Quantitatively Analyzing Phonon Spectral Contribution of Thermal Conductivity Based on Non-Equilibrium Molecular Dynamics Simulation II: From Time Fourier Transform

TL;DR

This paper introduces a novel frequency domain method (FDDDM) for analyzing phonon contributions to thermal conductivity in non-equilibrium molecular dynamics simulations, enabling detailed spectral analysis including disordered systems.

Contribution

It proposes the FDDDM approach for spectral thermal conductivity analysis in NEMD, extending phonon analysis capabilities beyond equilibrium methods and disordered materials.

Findings

FDDDM results align with TDNMA for LJ Argon and SW Si.

FDDDM can analyze size and temperature effects on thermal conductivity.

FDDDM applicable to disordered systems like amorphous materials.

Abstract

From nano-scale heat transfer point of view, currently one of the most interesting and challenging tasks is to quantitatively analyzing phonon mode specific transport properties in solid materials, which plays vital role in many emerging and diverse technological applications.

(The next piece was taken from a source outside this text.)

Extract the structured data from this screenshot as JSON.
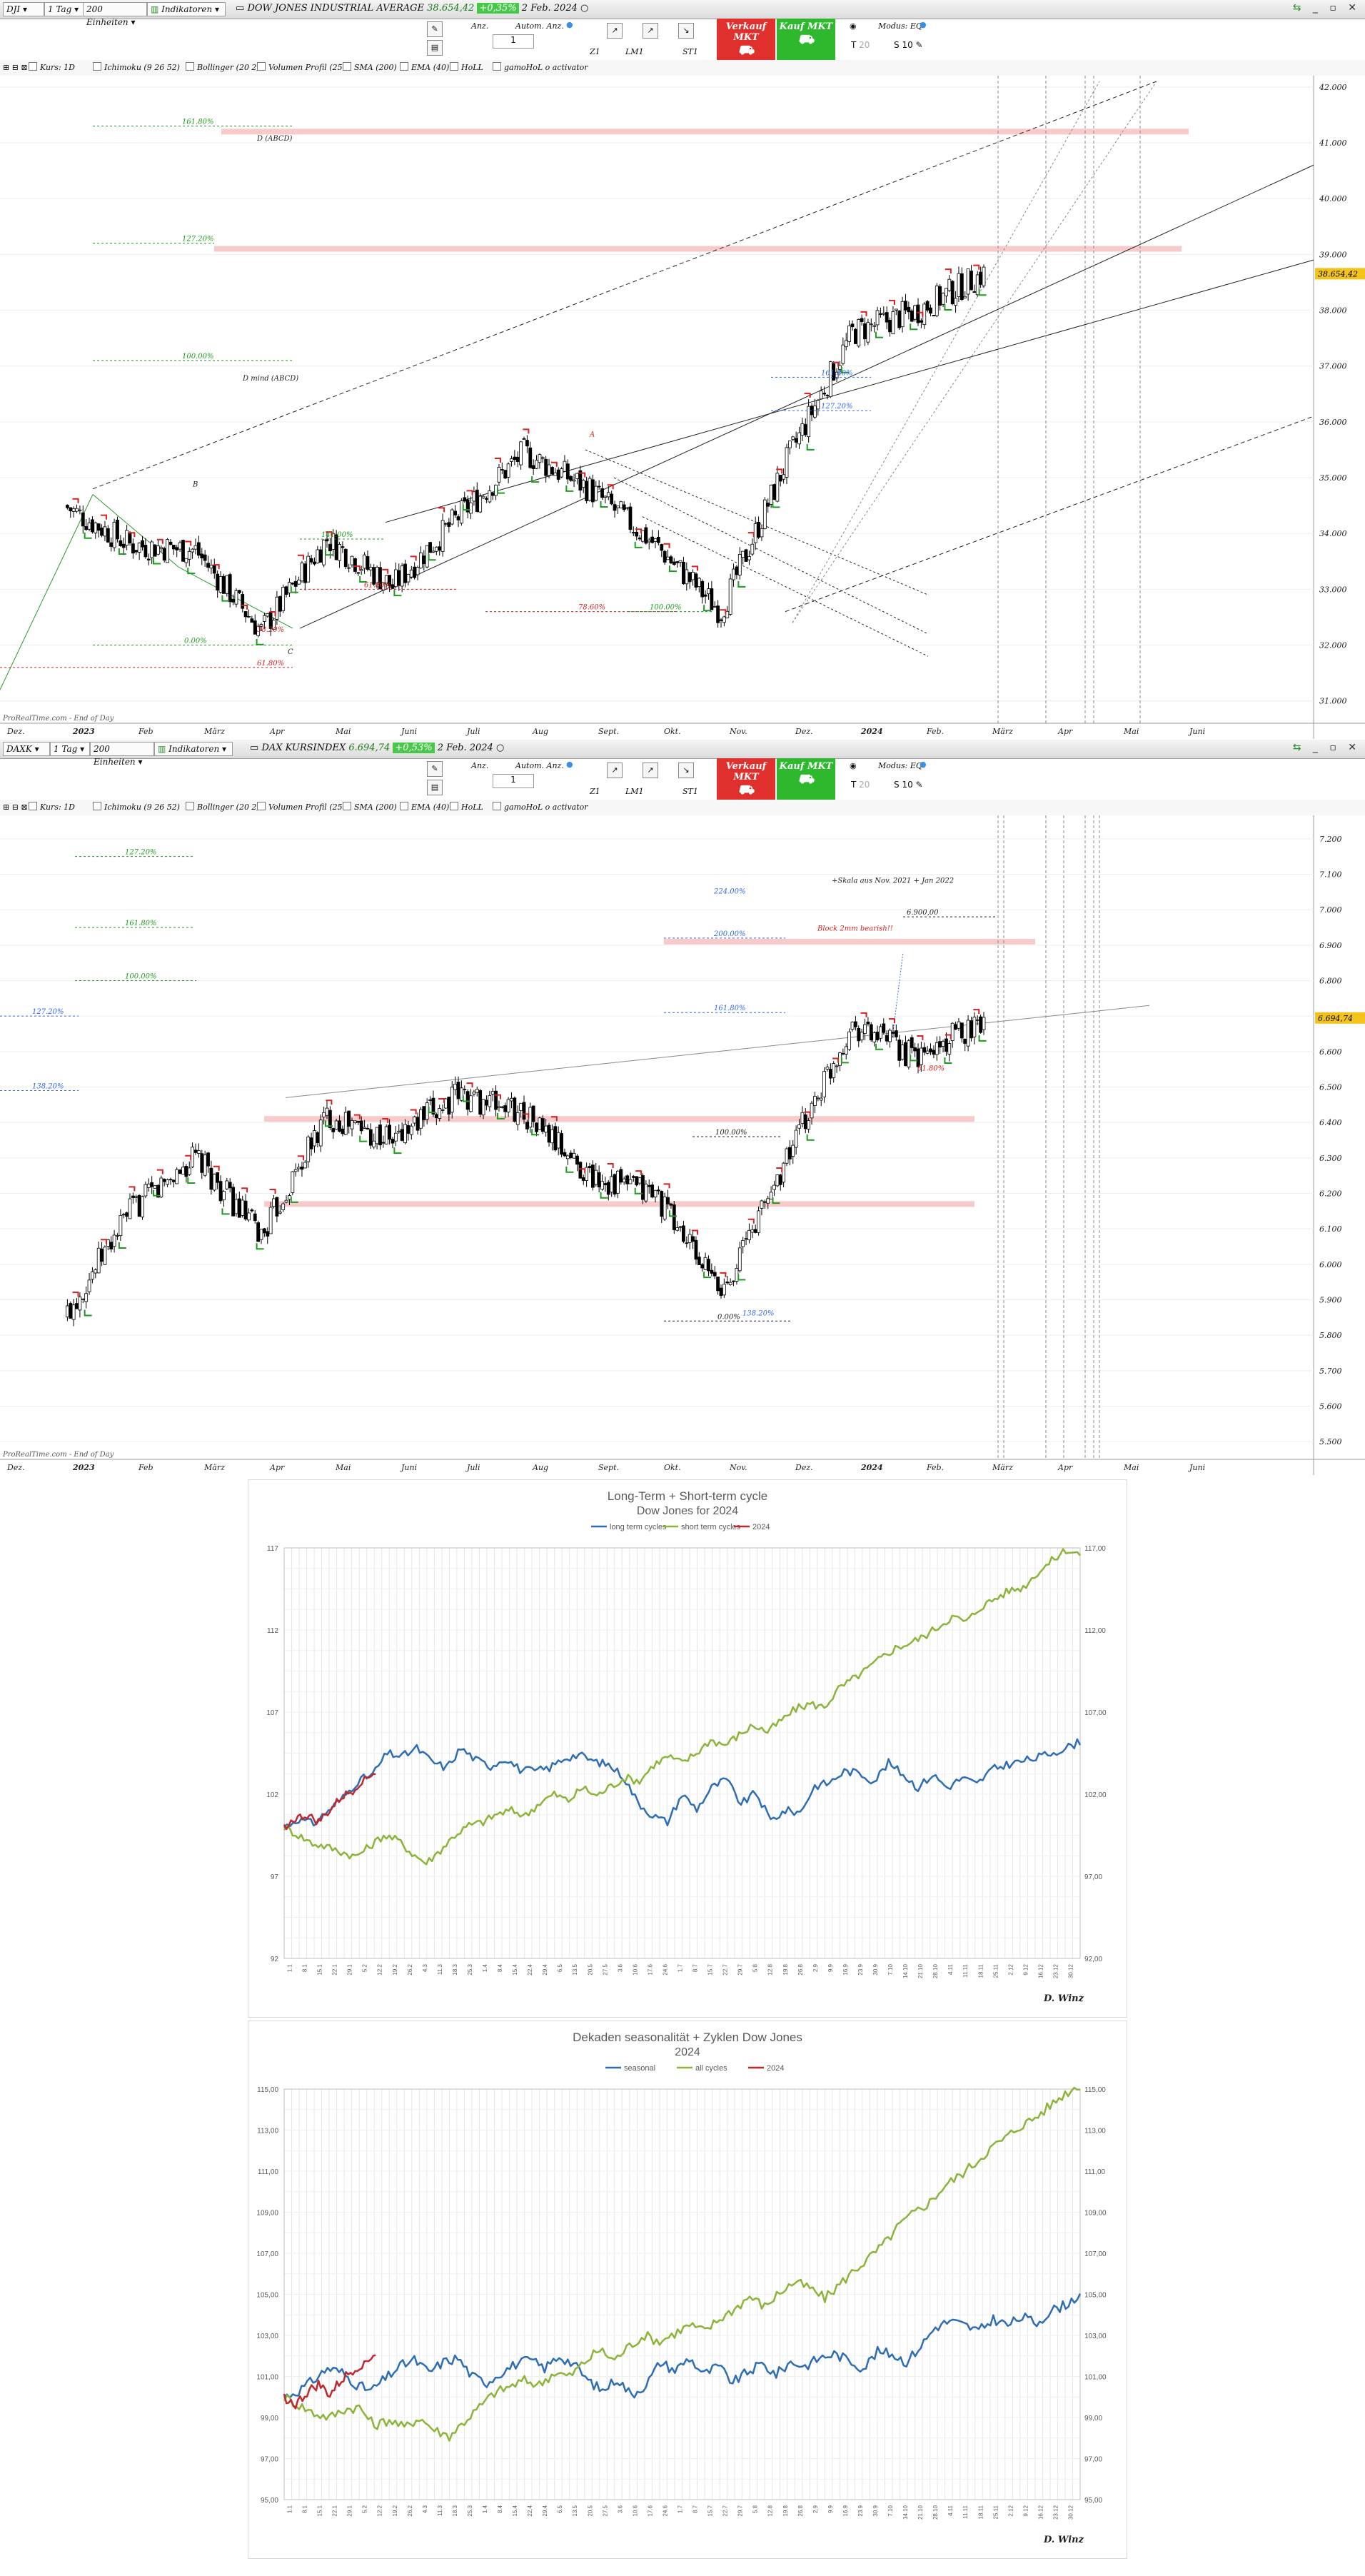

It has not been so long since such information can be provided by the phonon spectral energy density (SED) or equivalently time domain normal mode analysis (TDNMA) methods in the framework of equilibrium molecular dynamics simulation (EMD). However, until now it has not been realized in non-equilibrium molecular dynamics simulations (NEMD), the other widely used computational method for calculating thermal transport of materials in addition to EMD. In this work, a computational scheme based on time Fourier transform of atomistic heat current, called frequency domain direct decomposed method (FDDDM), is proposed to analyze the contributions of frequency dependent thermal conductivity in NEMD simulations. The FDDDM results of Lennard-Jones (LJ) Argon and Stillinger-Weber (SW) Si are compared with TDNMA method from EMD simulation. Similar trends are found for both cases, which confirm the validity of our FDDDM approach. Benefiting from the inherent nature of NEMD and the theoretical formula that does not require any temperature assumption, the FDDDM can be directly used to investigate the size and temperature effect. Moreover, the unique advantage of FDDDM prior to previous methods (such as SED and TDNMA) is that it can be straightforwardly used to characterize the phonon frequency dependent thermal conductivity of disordered systems, such as amorphous materials. The FDDDM approach can also be a good candidate to be used to understand the phonon behaviors and thus provides useful guidance for designing efficient structures for advanced thermal management.